Adopter une gouvernance éthique et souveraine
Le déploiement de l’IA dans les administrations implique des choix structurants en matière de gouvernance. Il faut encadrer le développement et l’usage des algorithmes, garantir la transparence des décisions automatisées, et prévenir les biais potentiels. La localisation des données sensibles, la maîtrise des outils critiques et la capacité à auditer les systèmes sont des éléments clés pour garantir la souveraineté numérique et la confiance dans les services.
Rester centré sur l’usager
Les outils d’intelligence artificielle doivent s’adapter aux réalités des citoyens, et non l’inverse. Ils doivent faciliter les démarches, sans les complexifier et sans exclure les publics les plus vulnérables. Cela suppose de concevoir les services de manière inclusive, de maintenir des alternatives humaines accessibles, et d’intégrer des phases de test en conditions réelles. Le langage, le niveau d’alphabétisation, les habitudes numériques ou les contraintes de connectivité doivent être pris en compte dès la conception des outils.
L’IA, un outil puissant à manier avec discernement
L’intelligence artificielle offre au Maroc une opportunité inédite de franchir un nouveau cap dans la modernisation de ses services publics.
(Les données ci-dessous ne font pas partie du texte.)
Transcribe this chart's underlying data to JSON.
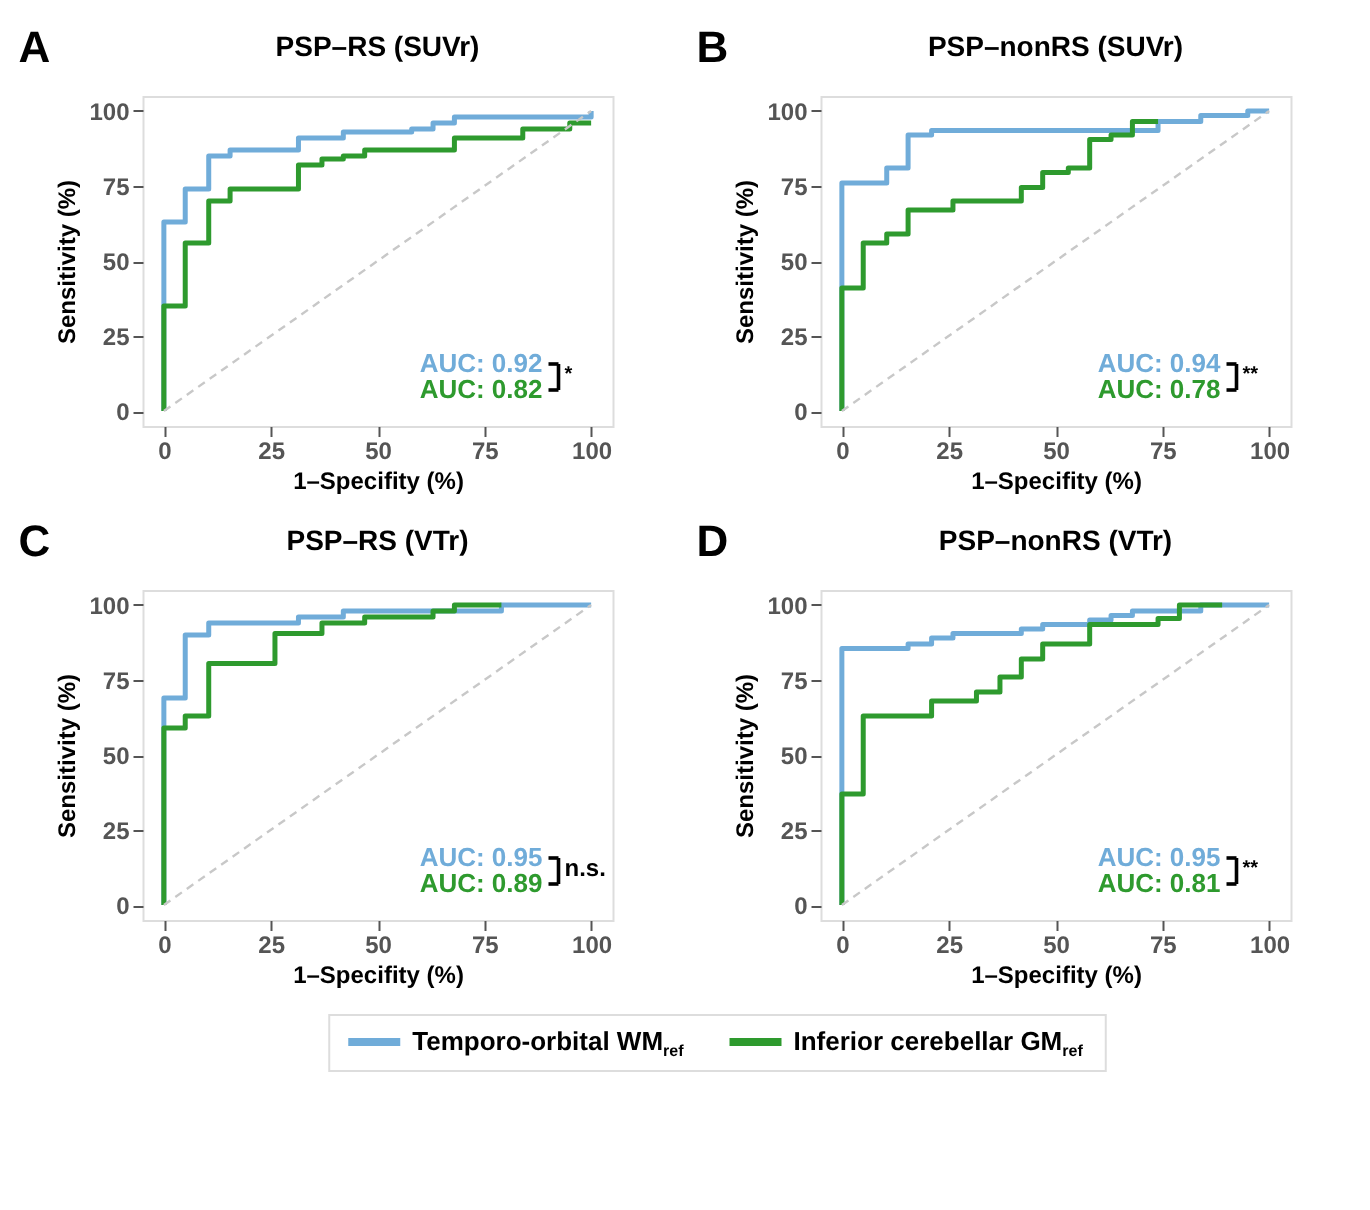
{
  "chart_data": [
    {
      "type": "step",
      "title": "PSP–RS (SUVr)",
      "xlabel": "1–Specifity (%)",
      "ylabel": "Sensitivity (%)",
      "xlim": [
        -5,
        105
      ],
      "ylim": [
        -5,
        105
      ],
      "xticks": [
        0,
        25,
        50,
        75,
        100
      ],
      "yticks": [
        0,
        25,
        50,
        75,
        100
      ],
      "grid": false,
      "legend": false,
      "annotations": [
        "A",
        "AUC: 0.92",
        "AUC: 0.82",
        "*"
      ],
      "series": [
        {
          "color": "#70acd9",
          "x": [
            0,
            0,
            5,
            10.5,
            15.5,
            31.5,
            42,
            58,
            63,
            68,
            100
          ],
          "values": [
            0,
            63,
            74,
            85,
            87,
            91,
            93,
            94,
            96,
            98,
            100
          ]
        },
        {
          "color": "#2e9a2e",
          "x": [
            0,
            0,
            5,
            10.5,
            15.5,
            31.5,
            37,
            42,
            47,
            68,
            84,
            95,
            100
          ],
          "values": [
            0,
            35,
            56,
            70,
            74,
            82,
            84,
            85,
            87,
            91,
            94,
            96,
            96
          ]
        },
        {
          "type": "line",
          "color": "#c8c8c8",
          "line_style": "dashed",
          "x": [
            0,
            100
          ],
          "values": [
            0,
            100
          ]
        }
      ]
    },
    {
      "type": "step",
      "title": "PSP–nonRS (SUVr)",
      "xlabel": "1–Specifity (%)",
      "ylabel": "Sensitivity (%)",
      "xlim": [
        -5,
        105
      ],
      "ylim": [
        -5,
        105
      ],
      "xticks": [
        0,
        25,
        50,
        75,
        100
      ],
      "yticks": [
        0,
        25,
        50,
        75,
        100
      ],
      "grid": false,
      "legend": false,
      "annotations": [
        "B",
        "AUC: 0.94",
        "AUC: 0.78",
        "**"
      ],
      "series": [
        {
          "color": "#70acd9",
          "x": [
            0,
            0,
            10.5,
            15.5,
            21,
            74,
            84,
            95,
            100
          ],
          "values": [
            0,
            76,
            81,
            92,
            93.5,
            96.5,
            98.5,
            100,
            100
          ]
        },
        {
          "color": "#2e9a2e",
          "x": [
            0,
            0,
            5,
            10.5,
            15.5,
            26,
            42,
            47,
            53,
            58,
            63,
            68,
            74
          ],
          "values": [
            0,
            41,
            56,
            59,
            67,
            70,
            74.5,
            79.5,
            81,
            90.5,
            92,
            96.5,
            96.5
          ]
        },
        {
          "type": "line",
          "color": "#c8c8c8",
          "line_style": "dashed",
          "x": [
            0,
            100
          ],
          "values": [
            0,
            100
          ]
        }
      ]
    },
    {
      "type": "step",
      "title": "PSP–RS (VTr)",
      "xlabel": "1–Specifity (%)",
      "ylabel": "Sensitivity (%)",
      "xlim": [
        -5,
        105
      ],
      "ylim": [
        -5,
        105
      ],
      "xticks": [
        0,
        25,
        50,
        75,
        100
      ],
      "yticks": [
        0,
        25,
        50,
        75,
        100
      ],
      "grid": false,
      "legend": false,
      "annotations": [
        "C",
        "AUC: 0.95",
        "AUC: 0.89",
        "n.s."
      ],
      "series": [
        {
          "color": "#70acd9",
          "x": [
            0,
            0,
            5,
            10.5,
            31.5,
            42,
            79,
            100
          ],
          "values": [
            0,
            69,
            90,
            94,
            96,
            98,
            100,
            100
          ]
        },
        {
          "color": "#2e9a2e",
          "x": [
            0,
            0,
            5,
            10.5,
            26,
            37,
            47,
            63,
            68,
            79
          ],
          "values": [
            0,
            59,
            63,
            80.5,
            90.5,
            94,
            96,
            98,
            100,
            100
          ]
        },
        {
          "type": "line",
          "color": "#c8c8c8",
          "line_style": "dashed",
          "x": [
            0,
            100
          ],
          "values": [
            0,
            100
          ]
        }
      ]
    },
    {
      "type": "step",
      "title": "PSP–nonRS (VTr)",
      "xlabel": "1–Specifity (%)",
      "ylabel": "Sensitivity (%)",
      "xlim": [
        -5,
        105
      ],
      "ylim": [
        -5,
        105
      ],
      "xticks": [
        0,
        25,
        50,
        75,
        100
      ],
      "yticks": [
        0,
        25,
        50,
        75,
        100
      ],
      "grid": false,
      "legend": "bottom",
      "annotations": [
        "D",
        "AUC: 0.95",
        "AUC: 0.81",
        "**"
      ],
      "series": [
        {
          "name": "Temporo-orbital WM$_{ref}$",
          "color": "#70acd9",
          "x": [
            0,
            0,
            15.5,
            21,
            26,
            42,
            47,
            58,
            63,
            68,
            84,
            100
          ],
          "values": [
            0,
            85.5,
            87,
            89,
            90.5,
            92,
            93.5,
            95,
            96.5,
            98,
            100,
            100
          ]
        },
        {
          "name": "Inferior cerebellar GM$_{ref}$",
          "color": "#2e9a2e",
          "x": [
            0,
            0,
            5,
            21,
            31.5,
            37,
            42,
            47,
            58,
            74,
            79,
            89
          ],
          "values": [
            0,
            37,
            63,
            68,
            71,
            76,
            82,
            87,
            93.5,
            95.5,
            100,
            100
          ]
        },
        {
          "type": "line",
          "color": "#c8c8c8",
          "line_style": "dashed",
          "x": [
            0,
            100
          ],
          "values": [
            0,
            100
          ]
        }
      ]
    }
  ]
}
Elle ne remplace pas les politiques publiques, mais les prolonge et les affine, en rendant possible une administration plus agile, plus proactive et plus proche des réalités du terrain. Sa mise en œuvre demande méthode, anticipation et vigilance. À condition d’être bien encadrée, alignée avec les priorités nationales et pensée dès sa conception comme un outil au service de l’intérêt général, l’IA peut devenir un catalyseur puissant d’un service public plus efficace, plus équitable et plus inclusif.